U.S. Supreme Court watchers scanning both the draft and final version of the decision in Dobbs v. Jackson Women's Health quickly discovered the documents to be virtually identical, save for a few minor stylistic changes and new responses to Chief Justice John Roberts' concurrence and the liberal justices' joint dissent. Word after word, page after page, Justice Alito's rationale for jettisoning the 49-year-old constitutional right to abortion was exactly the same as that contained in the initial draft of the ruling published in Politico in early May.
"Nobody objected to anything in the draft," professor Mark Graber of the University of Maryland's Francis King Carey School of Law said in an interview. "This was a fairly generic argument against Roe, and so it's not surprising that it didn't change much. Alito already had his majority. He was never getting Chief Justice Roberts. There's added material in response to the chief justice. But this summarized where the five justices in the conservative majority were."
In other words, Graber said, "Minds were made up almost immediately."
Justice Alito's final opinion, stretching 79 pages even before its appendix, concluded that Roe was "egregiously wrong from the start" and that the right to an abortion is not protected by the due process clause of the 14th Amendment. The decision is expected to result in a nationwide rollback of abortion rights, with many states soon to pass outright bans on the procedure.
After the draft of the ruling leaked in May, the Supreme Court quickly issued a statement that authenticated the material but emphasized that it "does not represent a decision by the Court or the final position of any member on the issues in the case." In fact, back in May, some experts warned that the draft marked just the beginning of the debate among the justices and didn't necessarily reflect their current thinking.

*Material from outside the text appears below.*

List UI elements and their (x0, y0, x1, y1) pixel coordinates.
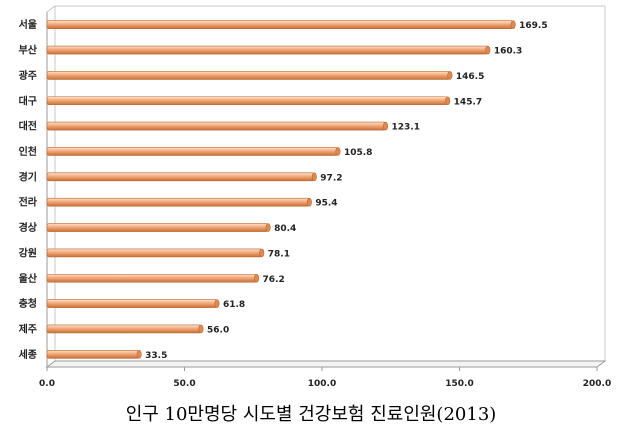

But Joseph Thai, who clerked for then-Justice John Paul Stevens and is now a professor at the University of Oklahoma College of Law, told Law360 that "the amount and degree of changes demanded after a draft opinion circulates depend largely on the strength of the coalition backing the draft holding and rationale."
"Sometimes, a fence-sitting fifth vote can hold a draft hostage and extract significant changes," he said. "Apparently, despite reassurances at confirmation hearings that Roe is settled law and stare decisis matters, there were no fence-sitters among the majority to overrule Roe."
"The five-member majority did not flinch from the public backlash following the leak," Thai said. If anything, he said, the leak had the opposite effect. "It was likely that it fortified the majority coalition and entrenched the draft. Diluting the draft might give the appearance of buckling under the public backlash. Instead, under attack, the five justices circled wagons."
Maryland professor Graber, however, was skeptical that the leak hardened the position of the conservative justices. What is more likely is that the court's Republican appointees, with the exception of Justice Roberts, already were in lockstep on an issue that has been at the center of political discourse since Roe was decided in 1973, he said.
Many issues that the justices face involve complex questions of civil procedure or statutory interpretation, where their views are not necessarily set in stone. That's hardly true for abortion. "We're at the stage with abortion … is there anything new that can really be said?" said Graber.
"On a lot of issues people change their mind," he added. "But on something like abortion, when you've been thinking about it since you were 15, you're not changing your mind."